CLCPA Talks Should Include Rate Relief
We’ve gone back to the future when it comes to New York’s budget – and it’s not a good thing.
Late budgets were a thing of the past for years under former Gov. Andrew Cuomo. For some of those years, Cuomo was dealing with a divided legislature that had a Republican state Senate. Gov. Kathy Hochul is still dealing with division in government, but it’s over lawmakers’ shade of blue as the past few years have brought a return to protracted budget stalemates of the state’s past. It’s really about Democrats fighting about policy initiatives while Republicans sit on the sidelines waiting to chime in during the budget vote because the lawmakers who represent vast swaths of New York state aren’t entitled to be part of the backroom discussions between Hochul and leadership positions held by legislative Democrats.
Keeping the budget open until early or mid April isn’t ideal, but it’s something that can be dealt with if the state makes policy changes that actually help people – like the rollback of criminal justice reform that came out of the 2025 budget standoff.
The biggest of this year’s disputes is changes to the 2019 Climate Leadership and Community Protection Act – otherwise known as the bane of any utility ratepayer’s existence now despite Democrats’ claims that utility rate spikes are all due to President Donald Trump. In reality, Trump-related spikes are the cherry on top of the mess that Democrats have made of climate policy in New York over the past several years, starting with the Regional Greenhouse Gas Initiative and continuing through ham-handed efforts to electrify the state’s power grid without a backup plan to keep the lights on if things didn’t go exactly as planned. It’s bad enough that Republicans and Democrats are like two ships passing in the night on energy policy. It’s positively tragic for everyone struggling under the weight of higher electric and gas bills when the two ships passing in the night are Democrats who can’t get on the same page.

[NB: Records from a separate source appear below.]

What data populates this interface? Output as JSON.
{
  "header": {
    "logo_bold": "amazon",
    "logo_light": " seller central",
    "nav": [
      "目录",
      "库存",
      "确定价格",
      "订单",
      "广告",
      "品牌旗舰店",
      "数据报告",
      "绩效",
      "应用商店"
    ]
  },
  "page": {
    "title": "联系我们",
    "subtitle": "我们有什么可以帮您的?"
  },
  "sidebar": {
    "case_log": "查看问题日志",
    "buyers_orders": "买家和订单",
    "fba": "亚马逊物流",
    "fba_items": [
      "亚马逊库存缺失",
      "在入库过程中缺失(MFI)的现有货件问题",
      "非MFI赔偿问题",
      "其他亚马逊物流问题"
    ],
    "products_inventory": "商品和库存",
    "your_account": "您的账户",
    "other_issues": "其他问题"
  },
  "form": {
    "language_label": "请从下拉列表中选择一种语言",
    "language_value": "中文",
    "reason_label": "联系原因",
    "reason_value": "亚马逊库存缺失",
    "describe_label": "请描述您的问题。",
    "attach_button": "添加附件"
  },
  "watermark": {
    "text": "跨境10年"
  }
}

Our fear is this protracted fight isn’t going to do much to help New Yorkers. Climate law changes, according to Albany sources, are more about giving the state additional time to propose regulations that were supposed to be released in 2024 and prompted a lawsuit by environmental advocates that the state lost to push the state to meet its own CLCPA deadlines. Hochul was looking to push that deadline back to 2030 but has now settled on 2028 in a compromise with legislators. Hochul also wants to change the way the state calculates emissions to match other states, keep a cap and invest enforcement and funding mechanism and implement a 2040 interim target date to achieve a 60% cut in emissions. A 2050 hard deadline to have a zero-emissions power grid would remain intact.
We’re talking about tweaking the CLCPA around its margins to make a lawsuit moot and decrease the already exorbitant costs of the state’s power plan.
What we’re not hearing is anything about short-term electric reliability or easing state mandates that are helping drive power costs through the roof. We’re not talking about increasing the supply of natural gas to help reduce prices. We’re not talking about reducing zero energy credits and renewable energy credits that could help lower power bills quickly.
Taking those actions would be news if they did happen.